Nonostante la Sindone di Torino sia molto famosa, essa deve subire la concorrenza di altre sindoni, magari meno popolari, ma ugualmente venerate nelle chiese cattoliche di tutto il mondo. La questione è controversa: se si accettassero come vere tutte le sindoni che vengono periodicamente esposte alla venerazione dei fedeli, significherebbe rileggere le sacre scritture e Gesù, invece che figlio di falegname, potrebbe essere il rampollo di un rappresentante della Zucchi.
Esiste per esempio il Sudario di Oviedo, probabilmente anche lui razziato durante le crociate e custodito nel duomo della città spagnola già dall’inizio dell’anno Ottocento. Quanto alla Sindone di Besançon, invece, pare sia comparsa quattro secoli dopo, nei primi anni del 1200, e fu distrutta durante la rivoluzione francese. La Sindone di Carcassonne è un velo di seta dell’XI secolo, mentre quella di Torino si è vista per la prima volta, sempre in Francia, a metà del 1300. Che comparissero così tante sindoni, tutte naturalmente sacre e autentiche, nel giro di così pochi secoli e tutte nella stessa zona, induce a diverse interpretazioni. Ne citiamo soltanto alcune: le agitazioni sindacali dei lavoratori dei magazzini di E-bay a cavallo del primo e del secondo millennio, che fecero casino con le spedizioni da Costantinopoli; i cinesi di Prato, già a quei tempi abili nella contraffazione e attivi nel comparto del tessile come odierni cinesi di Prato; il desiderio dei vari signorotti locali di farsi voler bene dal clero, cosa che procurava sempre ottimi appalti senza regolare gara.
E tutto questo senza nemmeno citare la sindone di Caduin e il sudario di Cahors. Ci sarebbe poi, a dirla tutta, il famoso Mandylion di Edessa, noto già nel VI secolo, trasferito a Costantinopoli, poi a Parigi, poi sparito misteriosamente. Una storia per cui si tirano spesso in ballo i Templari, la massoneria, la tata di Luigi IX di Francia e l’inventore del Camambert, anche se studi più recenti sarebbero concordi nel dare tutta la colpa a Murinho.

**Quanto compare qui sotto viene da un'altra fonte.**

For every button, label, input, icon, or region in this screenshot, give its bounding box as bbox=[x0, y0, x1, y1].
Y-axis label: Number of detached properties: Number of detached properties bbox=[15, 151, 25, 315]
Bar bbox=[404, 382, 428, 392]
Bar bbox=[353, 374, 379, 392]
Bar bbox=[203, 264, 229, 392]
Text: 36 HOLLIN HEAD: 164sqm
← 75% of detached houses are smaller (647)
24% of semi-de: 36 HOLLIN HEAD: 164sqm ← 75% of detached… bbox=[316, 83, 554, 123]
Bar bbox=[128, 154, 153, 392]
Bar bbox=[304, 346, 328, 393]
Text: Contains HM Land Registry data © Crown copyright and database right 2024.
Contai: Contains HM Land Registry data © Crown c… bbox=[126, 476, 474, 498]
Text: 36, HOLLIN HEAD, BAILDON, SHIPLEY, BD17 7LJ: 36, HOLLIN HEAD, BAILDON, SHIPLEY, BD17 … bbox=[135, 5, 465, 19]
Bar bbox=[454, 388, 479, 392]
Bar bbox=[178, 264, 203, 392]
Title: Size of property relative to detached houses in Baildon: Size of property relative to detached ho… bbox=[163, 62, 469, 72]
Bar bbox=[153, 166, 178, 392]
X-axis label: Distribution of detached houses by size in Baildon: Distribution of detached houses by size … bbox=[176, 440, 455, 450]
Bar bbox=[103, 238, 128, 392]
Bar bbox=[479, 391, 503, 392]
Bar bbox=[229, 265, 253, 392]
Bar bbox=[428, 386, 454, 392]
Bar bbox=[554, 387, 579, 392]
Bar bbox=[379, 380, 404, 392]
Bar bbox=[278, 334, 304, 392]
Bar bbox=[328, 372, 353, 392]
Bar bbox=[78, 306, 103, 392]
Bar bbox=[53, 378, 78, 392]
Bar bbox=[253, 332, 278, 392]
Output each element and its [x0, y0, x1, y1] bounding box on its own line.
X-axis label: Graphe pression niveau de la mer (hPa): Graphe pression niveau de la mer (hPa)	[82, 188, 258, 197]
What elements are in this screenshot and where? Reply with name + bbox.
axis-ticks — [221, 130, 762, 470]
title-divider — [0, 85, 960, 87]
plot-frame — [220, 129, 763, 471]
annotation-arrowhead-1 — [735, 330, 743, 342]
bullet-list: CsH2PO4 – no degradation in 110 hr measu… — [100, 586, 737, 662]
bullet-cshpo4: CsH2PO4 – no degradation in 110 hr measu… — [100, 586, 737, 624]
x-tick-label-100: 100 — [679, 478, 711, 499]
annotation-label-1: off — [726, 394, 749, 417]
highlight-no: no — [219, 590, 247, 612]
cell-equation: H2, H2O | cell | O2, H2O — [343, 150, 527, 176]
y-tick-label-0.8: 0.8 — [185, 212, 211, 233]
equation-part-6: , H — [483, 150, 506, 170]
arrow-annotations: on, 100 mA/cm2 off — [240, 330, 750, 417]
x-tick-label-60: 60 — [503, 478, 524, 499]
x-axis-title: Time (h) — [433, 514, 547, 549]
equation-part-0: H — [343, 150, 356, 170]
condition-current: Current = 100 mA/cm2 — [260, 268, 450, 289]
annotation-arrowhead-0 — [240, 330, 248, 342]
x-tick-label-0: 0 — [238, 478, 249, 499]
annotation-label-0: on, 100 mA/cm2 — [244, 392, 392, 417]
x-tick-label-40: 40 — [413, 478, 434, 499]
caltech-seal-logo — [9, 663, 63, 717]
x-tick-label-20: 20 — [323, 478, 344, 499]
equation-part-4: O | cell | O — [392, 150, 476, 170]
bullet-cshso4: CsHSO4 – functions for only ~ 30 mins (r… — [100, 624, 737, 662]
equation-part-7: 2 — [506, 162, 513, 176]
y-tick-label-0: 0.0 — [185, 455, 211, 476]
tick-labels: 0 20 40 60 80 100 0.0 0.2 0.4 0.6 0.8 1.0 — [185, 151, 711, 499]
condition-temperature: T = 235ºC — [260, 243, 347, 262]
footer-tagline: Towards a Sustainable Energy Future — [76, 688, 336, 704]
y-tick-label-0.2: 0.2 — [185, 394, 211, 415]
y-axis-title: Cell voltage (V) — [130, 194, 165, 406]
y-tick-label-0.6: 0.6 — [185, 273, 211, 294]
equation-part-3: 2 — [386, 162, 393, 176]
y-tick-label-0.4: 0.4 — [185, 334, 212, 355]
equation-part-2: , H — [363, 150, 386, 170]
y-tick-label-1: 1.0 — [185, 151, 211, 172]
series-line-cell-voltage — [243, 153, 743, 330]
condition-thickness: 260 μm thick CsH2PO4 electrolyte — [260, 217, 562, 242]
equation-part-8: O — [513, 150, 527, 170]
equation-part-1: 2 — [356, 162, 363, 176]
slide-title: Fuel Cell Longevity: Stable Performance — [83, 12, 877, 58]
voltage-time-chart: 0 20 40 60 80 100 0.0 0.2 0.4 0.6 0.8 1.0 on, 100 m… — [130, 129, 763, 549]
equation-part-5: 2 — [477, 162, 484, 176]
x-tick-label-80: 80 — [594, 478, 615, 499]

Come tutti possono vedere, la questione della Sindone è assai misteriosa e non abbiamo qui la presunzione di dire la parola definitiva. Certo, si tratta di un entusiasmante sfida tra la scienza e la fede. Molto probabilmente la Sindone è un ottimo manufatto confezionato tra il XII e il XIII secolo e questo è provato. Altrettanto probabilmente, i fedeli diranno che se ne fregano della scienza, e certamente è un loro sacrosanto diritto: gente che contesta Darwin, sostiene che il mondo ha seimila anni e che Adamo ed Eva passeggiavano insieme ai dinosaurim, volete che si tiri indietro davanti a un lenzuolo?  Quanto alla Chiesa che organizza l’ennesima ostensione, fa bene anche lei: il marketing consiglia un preciso posizionamento del prodotto e una fidelizzazione dei clienti, specie in momenti di crisi di fiducia del consumatore di miti e leggende. Non sia mai che accettino due fustini al posto di uno e che continuino, anche senza preti intorno, a vivere tutti felici e contenti.